The arrival of winter is just as reassuring as the return of spring. Winter is about hibernating, being a little more dormant. Nature is quiet and we should be too. The hectic, but joyful, particulars of summer are over, just as they are for every tree, flower, insect, and animal, and now is the time to reflect and turn inward. And we find ourselves doing the same in the CGC office. We finally have time to process the events of the summer. We rest,we return back to a 9 am – 5 pm schedule. We refocus and prepare for the following season at a slower and more thoughtful pace. Winter is not about killing time for what’s to come. The long winter is valued time.

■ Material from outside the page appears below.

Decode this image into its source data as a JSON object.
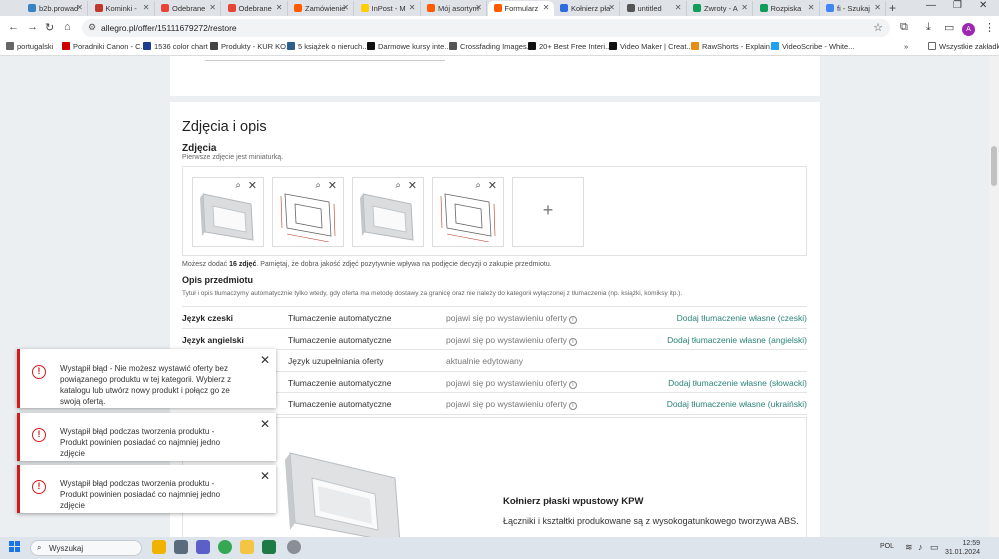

Our 700 acres are just as beautiful in the winter as they are in any other season. And in winter, us office staffers get it to ourselves for a little while. Unlike spring, summer, and fall, which are full of blossoms, fruits, and colors, the only showy part of winter is water—coming to us in the form of snow, ice, rain, and the dreaded “wintry mix.” The word winter has roots in the old Germanic word meaning “time of water.” Water is a force of life and we see it in all its glory in the winter. Turning onto Tatro Road in January, I’ve often felt humbled by the beauty of a fresh blanket of snow or a hoarfrost clinging to branches and evergreen needles.
One of the best parts of winter is coming back inside. Coming inside in the summer can be stifling, metaphorically and physically. I hate returning to an office after lunch on a sunny patio or sleeping in a clammy bedroom. In winter, however, coming inside is a reward for being outside. There’s so much pleasure in simple things like a hot cup of soup or a mug of tea. At CGC, Jim encourages us to get outside a little everyday, especially in the winter. We go for a walk or a snowshoe or a cross-country ski. Then we come back in to our cozy offices and get back to work, refreshed. In the warmer months, staying inside at the computer can be torture! (One summer Kiesha, Jim, and I even held a rental meeting while wading in the deep hole in Lewis Creek.)
When the snow starts to melt, the days get longer, and temperature rises, I, of course, get giddy just as I do when winter approaches. Seasonal transitions are always magical. For me, though, there’s something special about winter. The solitude, the quiet. We can breathe a little softer and reflect inwards. Give pause and refocus. Embrace it wherever you are!